Siempre me ha parecido exagerado y hasta risible el que se mezcle el lenguaje de las emociones para explicar los tropiezos, principalmente, y los aciertos en el “comportamiento” de los mercados y de la economía. Así, por ejemplo, nos dicen que hay zozobra en los mercados por el triunfo de Trump y por eso el peso cae. Luego también que la renuncia de Carstens ya provocó volatilidad en los mercados y el peso cae. Si hay un anuncio de índole política nos llegan a decir que hay nerviosismo en los mercados y el peso cae. Si no logran explicarnos cómo es que la economía mexicana nunca crece según las expectativas que el mismo gobierno nos hace tener, apelan a eso, a las emociones —todas malas— de los inversionistas o de los mercados, o de los factores externos que obstruyen u obstaculizan el «perfecto andar de nuestra economía», si es que algún día eso sea posible.
Nunca he escuchado decir a político alguno en el poder —y a lo mejor tampoco a algún empresario— que están haciendo las cosas muy mal en lo que hace a la economía. No dirán jamás algo como “perdón, nos equivocamos, no era mejor aumentar los impuestos”, o “es que de verdad nuestra política de control de precios no le ayuda a los productores”, o bien “hemos implementado una errónea campaña de abaratamiento de los insumos y nuestros productos son caros sólo por la marca y no por la calidad de los mismos”, por decir algo. En asuntos macroeconómicos no cabe la autocrítica.
En asuntos de microeconomía o finanzas personales o familiares, sin embargo, sí pudiera darse la queja: “ya gastamos más de la cuenta”, “no estamos ahorrando nada y todo se nos va en gastos superfluos”. Eso si hubiese el hipotético caso de una buena formación o cultura financiera. La realidad es que no la hay, ni en lo micro, ni en lo macro. Aceptar un mal uso de los recursos daría cuenta de un estado ideal de cosas; pero sabemos que no es así y que más bien el despilfarro, la falta del cuidado de los recursos, la falta de planeación y programación y el mal empleo de lo monetario, o sea, el consumo sin ton ni son, dan cuenta de las causas más probables de la debacle económica a todos niveles. Sin contar, claro está, a la tan trillada idea de la causa de esa debacle enraizada en la corrupción y la clandestinidad de las mafias con sus recursos ilícitos.
Mucho se ha dicho también que nuestra generación nunca ha conocido otro estado de cosas más que la de la crisis económica.
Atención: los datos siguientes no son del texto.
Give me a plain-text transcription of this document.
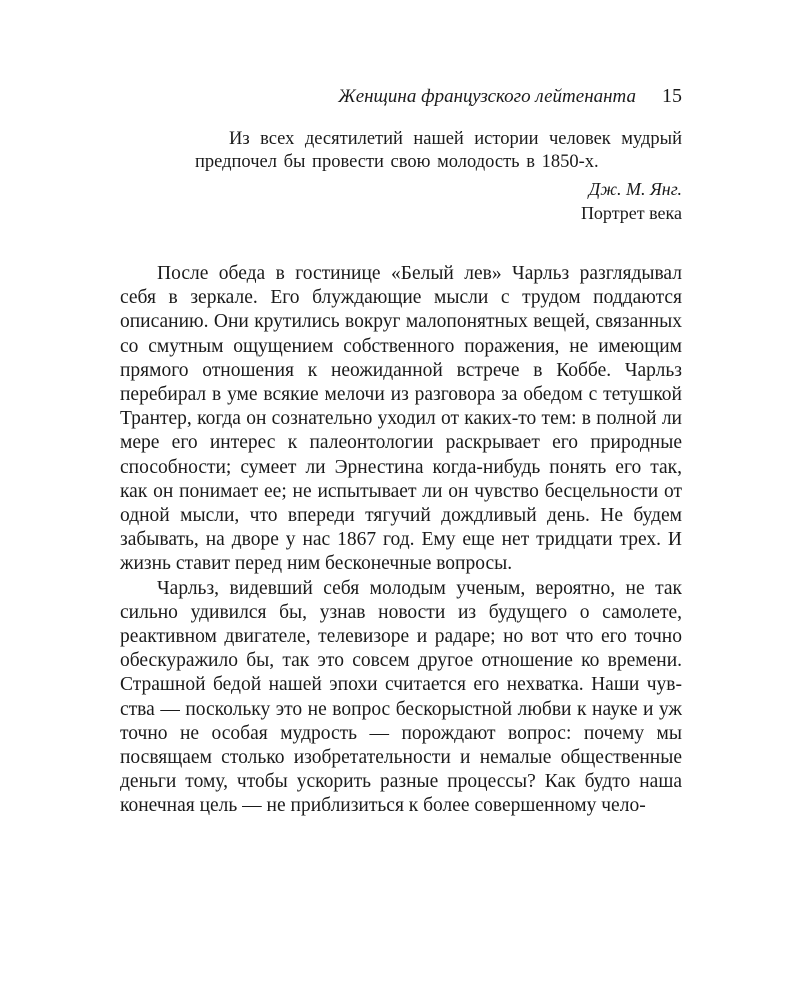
Женщина французского лейтенанта 15

Из всех десятилетий нашей истории человек мудрый предпочел бы провести свою молодость в 1850-х.

Дж. М. Янг.

Портрет века

После обеда в гостинице «Белый лев» Чарльз разглядывал себя в зеркале. Его блуждающие мысли с трудом поддаются описанию. Они крутились вокруг малопонятных вещей, связанных со смутным ощущением собственного поражения, не имеющим прямого отношения к неожиданной встрече в Коббе. Чарльз перебирал в уме всякие мелочи из разговора за обедом с тетушкой Трантер, когда он сознательно уходил от каких-то тем: в полной ли мере его интерес к палеонтологии раскрывает его природные способности; сумеет ли Эрнестина когда-нибудь понять его так, как он понимает ее; не испытывает ли он чувство бесцельности от одной мысли, что впереди тягучий дождливый день. Не будем забывать, на дворе у нас 1867 год. Ему еще нет тридцати трех. И жизнь ставит перед ним бесконечные вопросы.

Чарльз, видевший себя молодым ученым, вероятно, не так сильно удивился бы, узнав новости из будущего о самолете, реактивном двигателе, телевизоре и радаре; но вот что его точно обескуражило бы, так это совсем другое отношение ко времени. Страшной бедой нашей эпохи считается его нехватка. Наши чувства — поскольку это не вопрос бескорыстной любви к науке и уж точно не особая мудрость — порождают вопрос: почему мы посвящаем столько изобретательности и немалые общественные деньги тому, чтобы ускорить разные процессы? Как будто наша конечная цель — не приблизиться к более совершенному чело-
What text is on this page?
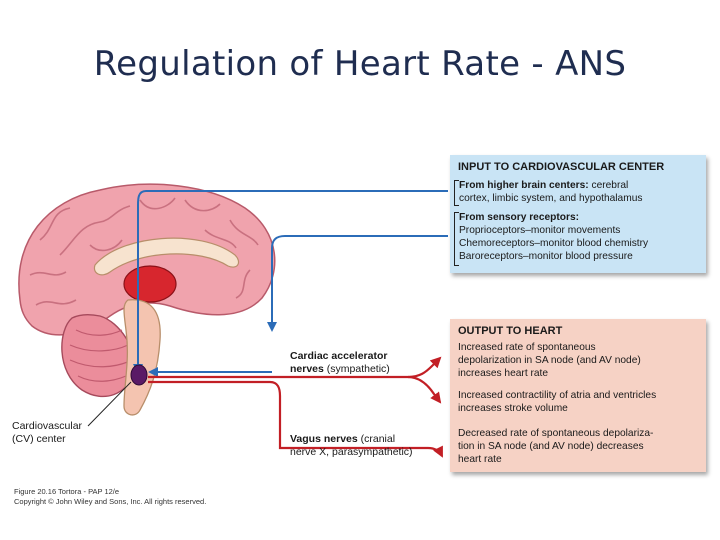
Regulation of Heart Rate - ANS
INPUT TO CARDIOVASCULAR CENTER
From higher brain centers: cerebral
cortex, limbic system, and hypothalamus
From sensory receptors:
Proprioceptors–monitor movements
Chemoreceptors–monitor blood chemistry
Baroreceptors–monitor blood pressure
OUTPUT TO HEART
Increased rate of spontaneous
depolarization in SA node (and AV node)
increases heart rate
Increased contractility of atria and ventricles
increases stroke volume
Decreased rate of spontaneous depolariza-
tion in SA node (and AV node) decreases
heart rate
Cardiac accelerator
nerves (sympathetic)
Vagus nerves (cranial
nerve X, parasympathetic)
Cardiovascular
(CV) center
Figure 20.16 Tortora - PAP 12/e
Copyright © John Wiley and Sons, Inc. All rights reserved.
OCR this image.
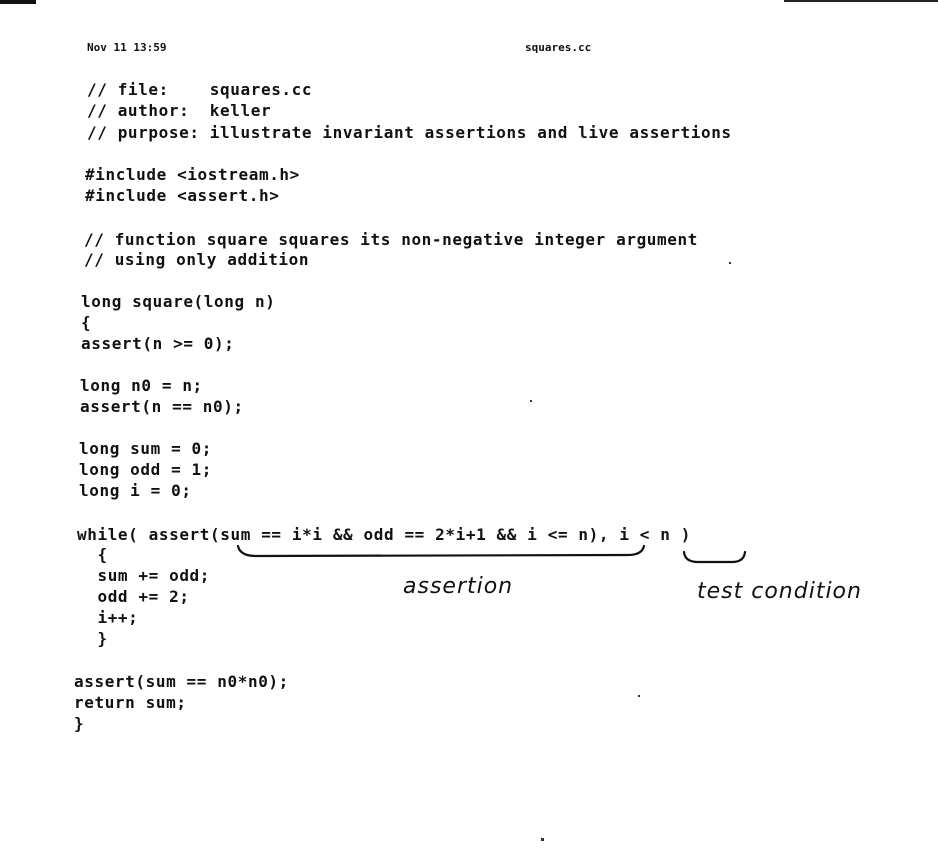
Nov 11 13:59	squares.cc
// file:    squares.cc
// author:  keller
// purpose: illustrate invariant assertions and live assertions
#include <iostream.h>
#include <assert.h>
// function square squares its non-negative integer argument
// using only addition
long square(long n)
{
assert(n >= 0);
long n0 = n;
assert(n == n0);
long sum = 0;
long odd = 1;
long i = 0;
while( assert(sum == i*i && odd == 2*i+1 && i <= n), i < n )
{
sum += odd;
odd += 2;
i++;
}
assert(sum == n0*n0);
return sum;
}
assertion	test condition
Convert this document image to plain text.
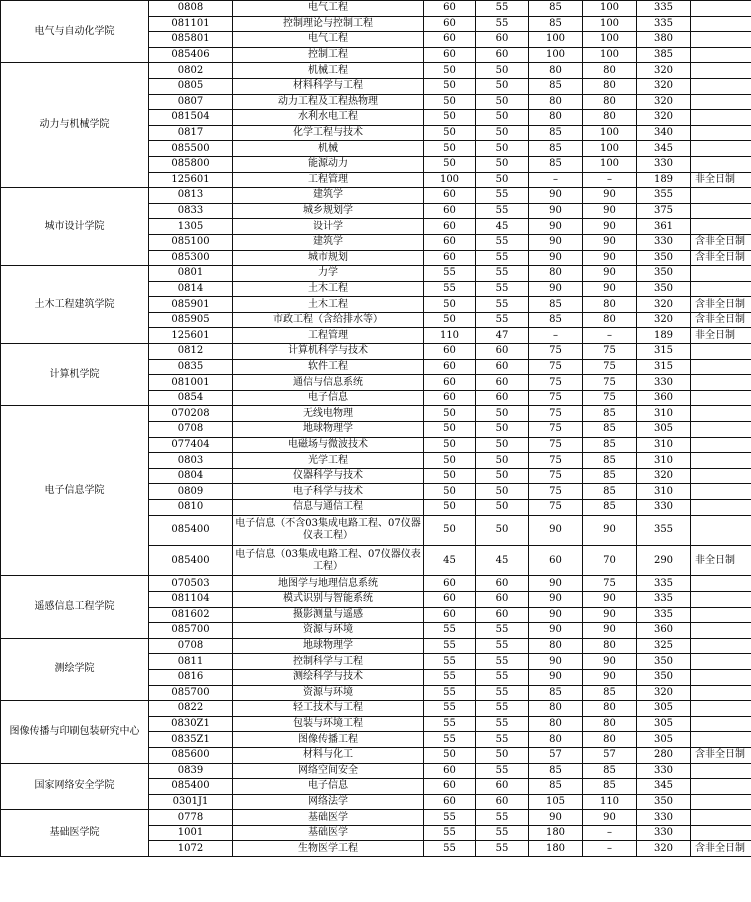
电气与自动化学院	0808	电气工程	60	55	85	100	335	
	081101	控制理论与控制工程	60	55	85	100	335	
	085801	电气工程	60	60	100	100	380	
	085406	控制工程	60	60	100	100	385	
动力与机械学院	0802	机械工程	50	50	80	80	320	
	0805	材料科学与工程	50	50	85	80	320	
	0807	动力工程及工程热物理	50	50	80	80	320	
	081504	水利水电工程	50	50	80	80	320	
	0817	化学工程与技术	50	50	85	100	340	
	085500	机械	50	50	85	100	345	
	085800	能源动力	50	50	85	100	330	
	125601	工程管理	100	50	–	–	189	非全日制
城市设计学院	0813	建筑学	60	55	90	90	355	
	0833	城乡规划学	60	55	90	90	375	
	1305	设计学	60	45	90	90	361	
	085100	建筑学	60	55	90	90	330	含非全日制
	085300	城市规划	60	55	90	90	350	含非全日制
土木工程建筑学院	0801	力学	55	55	80	90	350	
	0814	土木工程	55	55	90	90	350	
	085901	土木工程	50	55	85	80	320	含非全日制
	085905	市政工程（含给排水等）	50	55	85	80	320	含非全日制
	125601	工程管理	110	47	–	–	189	非全日制
计算机学院	0812	计算机科学与技术	60	60	75	75	315	
	0835	软件工程	60	60	75	75	315	
	081001	通信与信息系统	60	60	75	75	330	
	0854	电子信息	60	60	75	75	360	
电子信息学院	070208	无线电物理	50	50	75	85	310	
	0708	地球物理学	50	50	75	85	305	
	077404	电磁场与微波技术	50	50	75	85	310	
	0803	光学工程	50	50	75	85	310	
	0804	仪器科学与技术	50	50	75	85	320	
	0809	电子科学与技术	50	50	75	85	310	
	0810	信息与通信工程	50	50	75	85	330	
	085400	电子信息（不含03集成电路工程、07仪器仪表工程）	50	50	90	90	355	
	085400	电子信息（03集成电路工程、07仪器仪表工程）	45	45	60	70	290	非全日制
遥感信息工程学院	070503	地图学与地理信息系统	60	60	90	75	335	
	081104	模式识别与智能系统	60	60	90	90	335	
	081602	摄影测量与遥感	60	60	90	90	335	
	085700	资源与环境	55	55	90	90	360	
测绘学院	0708	地球物理学	55	55	80	80	325	
	0811	控制科学与工程	55	55	90	90	350	
	0816	测绘科学与技术	55	55	90	90	350	
	085700	资源与环境	55	55	85	85	320	
图像传播与印刷包装研究中心	0822	轻工技术与工程	55	55	80	80	305	
	0830Z1	包装与环境工程	55	55	80	80	305	
	0835Z1	图像传播工程	55	55	80	80	305	
	085600	材料与化工	50	50	57	57	280	含非全日制
国家网络安全学院	0839	网络空间安全	60	55	85	85	330	
	085400	电子信息	60	60	85	85	345	
	0301J1	网络法学	60	60	105	110	350	
基础医学院	0778	基础医学	55	55	90	90	330	
	1001	基础医学	55	55	180	–	330	
	1072	生物医学工程	55	55	180	–	320	含非全日制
En efecto, quienes nacimos desde los 70’s del siglo pasado hasta la fecha no hemos visto más que una tras otra de las crisis que se suceden sin cesar, así que podemos tranquilamente permanecer inmunes ante los temores de otra turbulencia económica, mientras los pillos de siempre, o los que se supone que saben mucho de economía y operan desde los grandes consorcios financieros, empresas y gobiernos, no parece que tengan en sus grados de sofisticación, la fórmula para detener cualquier eventual caída de la economía mundial. Por lo tanto, nos siguen diciendo que todo se debe a causas oscuras, indeterminadas o misteriosas y que todo se entreteje e influye para que nada esté como deba estar, amén del nerviosismo de los mercados y la volatilidad e interdependencia de un montón de factores. El monstruo sigue allí y nadie puede explicar nada. La economía es un desastre y depende de las emociones de los inversionistas.
Así caricaturizando nos podemos imaginar a los magnates dueños de tantas empresas o a los corredores de bolsa, o bien en las islas Caimán o en sus mansiones de incalculable valor descansando en sus camastros flotantes de las albercas y tomando bebidas exóticas, rodeados de los más indecibles placeres y dirigiéndole la palabra al mundo atormentado para pedirle no molestar porque se puede poner de malas y cambiar unos cuantos bonos para que cierren diez empresas, provoquen diez mil desempleos directos, unos cien mil indirectos y un tropezón en tal o cual economía con consecuencias en otras de otros países emergentes o que dependen de los tratados de libre comercio y son interdependientes cual simbiosis celular; o a los corredores de bolsa salir en un mal día, desconcentrados porque estaban nerviosos por cualquier disputa íntima con quien sea y, entonces sí, causar pérdidas en las acciones de las empresas con la consecuente cadena de anomalías ya descrita. Es el miedo que tal vez quieren infundirnos a quienes ignoramos las complicadas tramas de los movimientos financieros o económicos.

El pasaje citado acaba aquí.